Un appel à l'attention - Dans son communiqué final, la Conférence nationale sur la mendicité et la misère, a approuvé la création d'un Conseil qui s'occuperait de ce problème de façon permanente et complète; et d'ajouter que les conditions socio-économiques dans le pays, contribuent largement à l'ampleur de la mendicité parmi les pauvres.

La conférence a insisté pour que la mendicité, qu'elle décrit comme "malicieuse", soit prohibée, et elle a demandé qu'on fasse quelque chose pour éviter que les pauvres s'attroupent dans les rues pour mendier. Elle a pris note de ce qui se passe dans les régions urbaines, spécialement dans les cités du sud, comme Lagos. Ici, il y a une nouvelle classe de mendiants qu'on ne peut pas comparer aux mendiants traditionnels, sales et estropiés qu'on trouve dans les cités du nord. Ceux du sud sont bien plus sophistiqués: ce sont des jeunes bien portants, hommes et femmes. Ils sont bien habillés, parlent un bon anglais et expliquent leurs malheurs en larmoyant pour apitoyer le public et recevoir de l'argent.

Nouveau chez-soi, vieilles habitudes. - Le gouvernement, ennuyé par cette situation embarrassante, a fait un effort pour ouvrir des centres de réhabilitation pour mendiants et dépourvus, dans plusieurs grandes cités. Car, avec son "Vision 2010 Program", le gouvernement s'efforce de lancer une campagne pour faire du pays un havre touristique en Afrique. Mais les mendiants sont peu enclins à s'enfermer dans ces centres, alors qu'en dehors ils ont un métier lucratif, gagnant bien plus qu'un fonctionnaire diplômé. Ils se plaignent aussi d'être maltraités dans ces centres de réhabilitation.

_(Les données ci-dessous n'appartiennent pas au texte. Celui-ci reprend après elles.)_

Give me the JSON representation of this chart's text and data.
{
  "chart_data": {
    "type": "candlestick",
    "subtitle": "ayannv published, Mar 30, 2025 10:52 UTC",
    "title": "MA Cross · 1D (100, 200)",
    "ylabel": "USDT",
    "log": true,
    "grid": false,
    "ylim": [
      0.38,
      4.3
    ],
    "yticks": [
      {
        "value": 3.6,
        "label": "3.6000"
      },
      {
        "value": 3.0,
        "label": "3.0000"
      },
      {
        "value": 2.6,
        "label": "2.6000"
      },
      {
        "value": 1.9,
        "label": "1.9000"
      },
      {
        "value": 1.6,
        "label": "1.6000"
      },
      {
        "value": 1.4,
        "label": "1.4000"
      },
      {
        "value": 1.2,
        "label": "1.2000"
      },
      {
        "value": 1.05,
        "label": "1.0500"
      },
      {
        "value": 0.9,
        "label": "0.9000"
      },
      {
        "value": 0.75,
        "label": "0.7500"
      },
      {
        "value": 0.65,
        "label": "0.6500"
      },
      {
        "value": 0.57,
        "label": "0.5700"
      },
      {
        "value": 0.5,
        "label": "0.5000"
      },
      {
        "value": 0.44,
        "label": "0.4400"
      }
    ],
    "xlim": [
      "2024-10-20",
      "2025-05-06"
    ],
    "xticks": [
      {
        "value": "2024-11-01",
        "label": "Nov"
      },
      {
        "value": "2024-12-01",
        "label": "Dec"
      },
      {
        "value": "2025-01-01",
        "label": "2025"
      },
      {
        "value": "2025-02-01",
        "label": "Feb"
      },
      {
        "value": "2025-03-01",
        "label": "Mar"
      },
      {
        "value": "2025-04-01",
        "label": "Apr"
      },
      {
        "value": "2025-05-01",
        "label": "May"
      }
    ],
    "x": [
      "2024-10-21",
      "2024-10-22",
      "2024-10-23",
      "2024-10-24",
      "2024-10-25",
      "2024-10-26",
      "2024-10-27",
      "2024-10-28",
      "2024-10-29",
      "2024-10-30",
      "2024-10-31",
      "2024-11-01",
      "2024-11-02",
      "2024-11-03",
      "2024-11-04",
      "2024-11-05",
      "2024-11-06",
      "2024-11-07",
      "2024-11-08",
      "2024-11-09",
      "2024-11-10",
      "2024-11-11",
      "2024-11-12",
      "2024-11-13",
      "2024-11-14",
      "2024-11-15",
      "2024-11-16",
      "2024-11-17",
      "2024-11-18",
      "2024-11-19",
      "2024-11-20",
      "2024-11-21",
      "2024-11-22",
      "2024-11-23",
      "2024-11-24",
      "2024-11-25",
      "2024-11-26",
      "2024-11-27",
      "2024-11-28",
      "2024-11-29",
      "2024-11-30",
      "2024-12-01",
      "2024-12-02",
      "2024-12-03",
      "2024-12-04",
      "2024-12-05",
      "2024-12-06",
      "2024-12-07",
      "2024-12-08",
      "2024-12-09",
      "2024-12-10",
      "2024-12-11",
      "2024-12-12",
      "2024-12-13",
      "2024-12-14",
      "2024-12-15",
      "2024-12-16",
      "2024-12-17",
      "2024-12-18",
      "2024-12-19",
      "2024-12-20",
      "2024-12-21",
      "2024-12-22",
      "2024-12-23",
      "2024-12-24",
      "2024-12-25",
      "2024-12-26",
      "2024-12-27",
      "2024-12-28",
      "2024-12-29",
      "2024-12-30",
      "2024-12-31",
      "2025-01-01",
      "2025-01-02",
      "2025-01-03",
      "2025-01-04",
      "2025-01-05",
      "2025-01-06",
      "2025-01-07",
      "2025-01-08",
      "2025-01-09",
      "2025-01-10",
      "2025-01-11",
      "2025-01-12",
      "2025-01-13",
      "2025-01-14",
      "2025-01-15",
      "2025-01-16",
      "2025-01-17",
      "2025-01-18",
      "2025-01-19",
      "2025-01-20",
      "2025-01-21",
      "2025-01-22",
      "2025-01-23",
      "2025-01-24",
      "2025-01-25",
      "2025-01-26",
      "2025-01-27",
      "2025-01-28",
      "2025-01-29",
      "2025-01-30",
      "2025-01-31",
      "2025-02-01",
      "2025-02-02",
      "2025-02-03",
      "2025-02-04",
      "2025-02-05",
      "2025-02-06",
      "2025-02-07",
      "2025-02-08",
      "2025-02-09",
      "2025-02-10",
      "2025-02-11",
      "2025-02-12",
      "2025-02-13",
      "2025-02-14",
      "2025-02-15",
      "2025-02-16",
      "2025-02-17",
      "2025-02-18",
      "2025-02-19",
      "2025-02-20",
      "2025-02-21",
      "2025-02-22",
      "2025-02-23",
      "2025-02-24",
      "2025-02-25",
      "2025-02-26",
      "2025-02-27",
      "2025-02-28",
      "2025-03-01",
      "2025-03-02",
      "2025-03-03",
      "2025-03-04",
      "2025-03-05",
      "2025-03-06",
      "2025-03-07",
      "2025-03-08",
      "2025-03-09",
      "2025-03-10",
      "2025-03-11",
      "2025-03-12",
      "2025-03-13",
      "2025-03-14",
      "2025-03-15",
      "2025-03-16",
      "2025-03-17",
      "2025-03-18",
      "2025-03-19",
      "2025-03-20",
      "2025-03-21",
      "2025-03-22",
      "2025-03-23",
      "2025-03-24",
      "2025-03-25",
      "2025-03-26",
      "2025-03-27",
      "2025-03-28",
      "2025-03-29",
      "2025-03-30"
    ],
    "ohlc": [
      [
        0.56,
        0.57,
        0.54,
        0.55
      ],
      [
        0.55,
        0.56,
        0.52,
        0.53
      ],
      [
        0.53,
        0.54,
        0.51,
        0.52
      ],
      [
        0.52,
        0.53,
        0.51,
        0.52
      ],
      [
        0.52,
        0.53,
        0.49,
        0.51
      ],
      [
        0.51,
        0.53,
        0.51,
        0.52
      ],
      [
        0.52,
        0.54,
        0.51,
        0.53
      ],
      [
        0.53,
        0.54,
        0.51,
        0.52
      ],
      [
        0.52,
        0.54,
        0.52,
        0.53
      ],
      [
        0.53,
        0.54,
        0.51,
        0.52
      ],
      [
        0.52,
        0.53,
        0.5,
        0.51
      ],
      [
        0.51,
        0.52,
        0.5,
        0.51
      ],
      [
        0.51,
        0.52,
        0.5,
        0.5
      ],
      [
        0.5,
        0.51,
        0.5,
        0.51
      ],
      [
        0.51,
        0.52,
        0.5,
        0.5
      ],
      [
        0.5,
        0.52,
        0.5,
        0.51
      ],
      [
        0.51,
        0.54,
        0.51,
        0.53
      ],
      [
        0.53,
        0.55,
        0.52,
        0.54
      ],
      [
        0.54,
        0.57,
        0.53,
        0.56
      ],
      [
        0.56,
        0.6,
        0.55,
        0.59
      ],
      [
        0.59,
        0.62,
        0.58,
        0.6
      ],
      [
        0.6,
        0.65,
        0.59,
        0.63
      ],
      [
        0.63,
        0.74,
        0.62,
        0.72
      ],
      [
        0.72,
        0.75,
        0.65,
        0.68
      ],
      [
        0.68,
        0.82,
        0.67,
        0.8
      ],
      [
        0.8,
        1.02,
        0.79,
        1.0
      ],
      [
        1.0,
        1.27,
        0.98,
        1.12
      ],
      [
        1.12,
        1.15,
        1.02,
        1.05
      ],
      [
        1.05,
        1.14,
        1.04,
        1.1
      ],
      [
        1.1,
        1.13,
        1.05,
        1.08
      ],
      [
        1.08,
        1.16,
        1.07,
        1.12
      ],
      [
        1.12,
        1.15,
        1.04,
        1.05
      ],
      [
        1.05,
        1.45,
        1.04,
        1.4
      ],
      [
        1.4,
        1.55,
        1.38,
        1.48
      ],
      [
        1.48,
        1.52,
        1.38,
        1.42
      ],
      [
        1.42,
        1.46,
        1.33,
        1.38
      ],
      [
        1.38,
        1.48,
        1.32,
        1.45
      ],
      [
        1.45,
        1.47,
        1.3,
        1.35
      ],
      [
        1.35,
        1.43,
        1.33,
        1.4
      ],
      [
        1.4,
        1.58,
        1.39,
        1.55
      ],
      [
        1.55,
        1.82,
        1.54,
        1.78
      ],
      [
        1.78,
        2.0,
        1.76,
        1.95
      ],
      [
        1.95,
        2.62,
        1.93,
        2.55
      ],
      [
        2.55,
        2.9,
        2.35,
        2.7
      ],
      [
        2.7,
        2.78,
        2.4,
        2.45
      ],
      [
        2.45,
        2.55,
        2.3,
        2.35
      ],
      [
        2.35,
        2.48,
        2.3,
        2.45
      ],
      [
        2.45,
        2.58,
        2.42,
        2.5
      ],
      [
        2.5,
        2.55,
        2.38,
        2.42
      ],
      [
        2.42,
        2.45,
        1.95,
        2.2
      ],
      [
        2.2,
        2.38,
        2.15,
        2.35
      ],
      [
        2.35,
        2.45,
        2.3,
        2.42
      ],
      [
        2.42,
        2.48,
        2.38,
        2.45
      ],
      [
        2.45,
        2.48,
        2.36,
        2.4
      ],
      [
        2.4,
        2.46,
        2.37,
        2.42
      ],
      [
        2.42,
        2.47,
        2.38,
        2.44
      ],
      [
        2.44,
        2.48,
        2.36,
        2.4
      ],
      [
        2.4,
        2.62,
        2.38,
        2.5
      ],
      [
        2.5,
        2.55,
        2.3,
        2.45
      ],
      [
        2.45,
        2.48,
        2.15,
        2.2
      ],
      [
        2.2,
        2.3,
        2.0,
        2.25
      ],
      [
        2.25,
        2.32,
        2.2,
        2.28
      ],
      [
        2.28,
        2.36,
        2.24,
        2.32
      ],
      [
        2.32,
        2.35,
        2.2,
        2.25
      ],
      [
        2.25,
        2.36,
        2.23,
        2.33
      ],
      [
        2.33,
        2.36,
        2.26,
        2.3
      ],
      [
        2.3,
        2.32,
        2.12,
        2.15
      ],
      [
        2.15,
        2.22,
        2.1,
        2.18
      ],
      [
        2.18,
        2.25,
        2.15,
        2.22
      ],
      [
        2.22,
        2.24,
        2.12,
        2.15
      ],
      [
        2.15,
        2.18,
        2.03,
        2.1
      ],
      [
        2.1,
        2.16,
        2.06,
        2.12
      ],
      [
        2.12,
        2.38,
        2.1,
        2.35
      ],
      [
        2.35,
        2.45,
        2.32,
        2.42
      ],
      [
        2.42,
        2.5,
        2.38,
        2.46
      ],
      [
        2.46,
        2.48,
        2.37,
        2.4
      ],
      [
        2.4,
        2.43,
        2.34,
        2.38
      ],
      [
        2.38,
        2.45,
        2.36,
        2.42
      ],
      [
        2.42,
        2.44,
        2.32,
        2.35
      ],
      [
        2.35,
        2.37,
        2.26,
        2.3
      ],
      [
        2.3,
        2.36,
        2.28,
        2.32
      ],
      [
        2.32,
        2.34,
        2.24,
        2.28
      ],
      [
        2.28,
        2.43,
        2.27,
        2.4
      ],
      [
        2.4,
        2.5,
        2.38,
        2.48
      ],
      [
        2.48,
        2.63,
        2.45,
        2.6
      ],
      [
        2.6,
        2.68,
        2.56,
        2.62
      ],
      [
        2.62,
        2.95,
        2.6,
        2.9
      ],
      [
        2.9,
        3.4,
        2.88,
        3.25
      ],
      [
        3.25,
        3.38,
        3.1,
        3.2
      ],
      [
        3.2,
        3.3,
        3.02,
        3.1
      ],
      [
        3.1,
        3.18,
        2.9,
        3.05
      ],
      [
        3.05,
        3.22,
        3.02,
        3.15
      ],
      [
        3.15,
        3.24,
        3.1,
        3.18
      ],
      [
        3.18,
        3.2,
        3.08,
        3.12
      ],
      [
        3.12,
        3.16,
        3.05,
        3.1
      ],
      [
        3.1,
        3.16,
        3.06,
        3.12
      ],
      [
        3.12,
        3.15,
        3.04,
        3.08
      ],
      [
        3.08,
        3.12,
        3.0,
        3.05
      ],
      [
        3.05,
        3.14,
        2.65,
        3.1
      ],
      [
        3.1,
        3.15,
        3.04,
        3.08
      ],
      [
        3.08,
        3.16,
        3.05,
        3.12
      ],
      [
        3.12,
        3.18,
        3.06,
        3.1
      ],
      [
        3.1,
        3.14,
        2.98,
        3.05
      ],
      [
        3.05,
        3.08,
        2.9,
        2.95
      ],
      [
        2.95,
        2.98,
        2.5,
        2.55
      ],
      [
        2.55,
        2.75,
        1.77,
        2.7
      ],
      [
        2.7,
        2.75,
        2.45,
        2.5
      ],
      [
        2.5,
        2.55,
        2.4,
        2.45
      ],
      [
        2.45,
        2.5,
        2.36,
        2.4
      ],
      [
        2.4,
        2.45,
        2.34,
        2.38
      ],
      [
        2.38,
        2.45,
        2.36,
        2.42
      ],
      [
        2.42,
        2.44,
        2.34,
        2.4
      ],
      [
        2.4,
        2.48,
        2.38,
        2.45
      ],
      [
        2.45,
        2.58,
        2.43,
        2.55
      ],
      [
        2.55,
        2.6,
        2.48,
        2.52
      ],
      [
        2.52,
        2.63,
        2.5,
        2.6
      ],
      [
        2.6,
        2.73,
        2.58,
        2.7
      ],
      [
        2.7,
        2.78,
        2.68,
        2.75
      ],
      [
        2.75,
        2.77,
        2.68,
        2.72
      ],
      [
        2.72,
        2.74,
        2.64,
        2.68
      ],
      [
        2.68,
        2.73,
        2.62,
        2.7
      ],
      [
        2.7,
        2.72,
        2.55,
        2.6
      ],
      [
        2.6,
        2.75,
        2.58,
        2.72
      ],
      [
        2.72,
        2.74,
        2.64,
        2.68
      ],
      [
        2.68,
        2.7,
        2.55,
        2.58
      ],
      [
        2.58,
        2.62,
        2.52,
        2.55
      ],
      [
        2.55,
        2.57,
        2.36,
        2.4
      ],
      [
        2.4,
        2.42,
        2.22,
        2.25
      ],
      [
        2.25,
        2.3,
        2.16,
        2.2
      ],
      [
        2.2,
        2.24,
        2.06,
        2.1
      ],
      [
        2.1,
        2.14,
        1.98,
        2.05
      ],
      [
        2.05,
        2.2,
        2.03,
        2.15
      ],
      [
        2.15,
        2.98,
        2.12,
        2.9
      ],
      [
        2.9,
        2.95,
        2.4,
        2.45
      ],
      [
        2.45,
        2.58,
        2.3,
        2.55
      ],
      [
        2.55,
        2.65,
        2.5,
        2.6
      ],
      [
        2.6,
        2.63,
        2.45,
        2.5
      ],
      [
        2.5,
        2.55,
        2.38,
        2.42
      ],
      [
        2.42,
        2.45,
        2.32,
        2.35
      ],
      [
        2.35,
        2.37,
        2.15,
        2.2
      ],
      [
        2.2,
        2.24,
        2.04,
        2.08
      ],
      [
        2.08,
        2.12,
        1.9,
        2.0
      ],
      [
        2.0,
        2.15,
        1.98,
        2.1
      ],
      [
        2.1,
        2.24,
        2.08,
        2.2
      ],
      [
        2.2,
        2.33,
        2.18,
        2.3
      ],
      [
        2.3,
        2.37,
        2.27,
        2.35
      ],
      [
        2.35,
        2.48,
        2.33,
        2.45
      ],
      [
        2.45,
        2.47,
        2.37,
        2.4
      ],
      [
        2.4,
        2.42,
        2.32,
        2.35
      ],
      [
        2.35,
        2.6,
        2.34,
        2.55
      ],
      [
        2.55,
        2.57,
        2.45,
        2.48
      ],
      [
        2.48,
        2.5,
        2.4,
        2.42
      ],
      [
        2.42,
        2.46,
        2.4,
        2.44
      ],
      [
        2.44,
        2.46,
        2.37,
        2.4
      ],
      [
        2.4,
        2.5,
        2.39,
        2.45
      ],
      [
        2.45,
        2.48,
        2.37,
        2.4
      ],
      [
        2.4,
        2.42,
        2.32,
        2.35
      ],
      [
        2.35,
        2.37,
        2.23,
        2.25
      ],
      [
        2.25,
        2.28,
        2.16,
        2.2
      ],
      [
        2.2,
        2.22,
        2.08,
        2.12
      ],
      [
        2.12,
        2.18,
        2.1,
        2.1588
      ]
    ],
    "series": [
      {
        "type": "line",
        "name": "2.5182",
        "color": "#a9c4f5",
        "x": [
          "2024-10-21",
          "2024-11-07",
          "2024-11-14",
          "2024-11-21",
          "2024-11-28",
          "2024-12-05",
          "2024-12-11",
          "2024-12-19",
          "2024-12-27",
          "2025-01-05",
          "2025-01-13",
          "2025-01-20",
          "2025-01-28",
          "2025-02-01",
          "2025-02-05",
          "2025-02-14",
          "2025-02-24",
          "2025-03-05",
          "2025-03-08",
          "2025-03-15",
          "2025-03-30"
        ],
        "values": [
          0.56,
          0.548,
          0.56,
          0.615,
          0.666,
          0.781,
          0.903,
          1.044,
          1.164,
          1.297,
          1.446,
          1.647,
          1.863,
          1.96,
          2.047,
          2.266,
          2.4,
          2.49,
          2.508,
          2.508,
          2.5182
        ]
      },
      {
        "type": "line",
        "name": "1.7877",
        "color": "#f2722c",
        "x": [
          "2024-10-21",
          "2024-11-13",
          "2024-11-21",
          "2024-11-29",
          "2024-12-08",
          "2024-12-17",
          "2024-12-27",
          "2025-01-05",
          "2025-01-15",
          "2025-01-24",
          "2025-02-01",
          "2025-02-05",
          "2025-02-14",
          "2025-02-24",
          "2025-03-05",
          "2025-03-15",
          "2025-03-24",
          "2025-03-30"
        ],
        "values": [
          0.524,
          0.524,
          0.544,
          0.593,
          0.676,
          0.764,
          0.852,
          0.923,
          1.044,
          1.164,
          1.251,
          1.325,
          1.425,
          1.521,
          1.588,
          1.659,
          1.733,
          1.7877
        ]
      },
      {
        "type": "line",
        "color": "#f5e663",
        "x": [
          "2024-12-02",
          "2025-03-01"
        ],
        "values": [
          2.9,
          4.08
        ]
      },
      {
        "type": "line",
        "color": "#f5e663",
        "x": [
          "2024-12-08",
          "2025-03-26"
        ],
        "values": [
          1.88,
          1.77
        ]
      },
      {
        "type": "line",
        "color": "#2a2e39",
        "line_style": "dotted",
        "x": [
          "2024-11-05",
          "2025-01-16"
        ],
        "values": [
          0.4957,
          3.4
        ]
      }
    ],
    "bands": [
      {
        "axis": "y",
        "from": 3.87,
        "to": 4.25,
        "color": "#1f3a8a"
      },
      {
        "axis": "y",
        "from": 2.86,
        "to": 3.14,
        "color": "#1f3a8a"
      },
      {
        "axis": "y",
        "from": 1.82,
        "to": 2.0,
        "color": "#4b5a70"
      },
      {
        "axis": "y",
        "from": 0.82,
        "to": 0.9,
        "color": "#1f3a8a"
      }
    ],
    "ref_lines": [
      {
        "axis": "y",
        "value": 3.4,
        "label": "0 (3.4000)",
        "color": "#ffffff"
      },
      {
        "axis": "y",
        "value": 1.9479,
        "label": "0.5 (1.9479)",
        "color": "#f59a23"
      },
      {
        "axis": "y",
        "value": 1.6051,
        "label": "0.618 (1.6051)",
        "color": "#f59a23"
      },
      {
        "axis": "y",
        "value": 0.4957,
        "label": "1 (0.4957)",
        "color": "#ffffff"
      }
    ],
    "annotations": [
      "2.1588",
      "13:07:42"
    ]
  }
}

Beaucoup de gens sont convaincus que ces efforts du gouvernement sont du temps et de l'argent perdus, car, après avoir été hébergés dans ces centres, les mendiants reviennent souvent à leurs anciennes places et habitudes.

Pour d'autres, le gouvernement ferait bien mieux de fournir à ses fonctionnaires un logement décent et assez d'argent à ses citoyens, obligés de dormir sous les ponts parce qu'ils ne peuvent pas se permettre de louer une chambre: "Laissez les mendiants se débrouiller", disent-ils, "ils n'apprécient pas ce que le gouvernement fait pour eux".

Conclusion

Il y a beaucoup de pauvres au Nigeria, désespérément pauvres, et le gouvernement en est en bonne partie responsable. Un observateur politique disait: "Le Nigeria est gouverné par un groupe de gens incapables de faire face aux problèmes sociaux, tels que les personnes âgées, les malades, les jeunes avec tous leurs problèmes, et les infirmes. L'assurance maladie n'existe pas. Il faut des services sociaux spécialement destinés aux pauvres.". Si le gouvernement ne fait pas quelque chose pur améliorer l'assistance sociale, la mendicité continuera et même elle augmentera.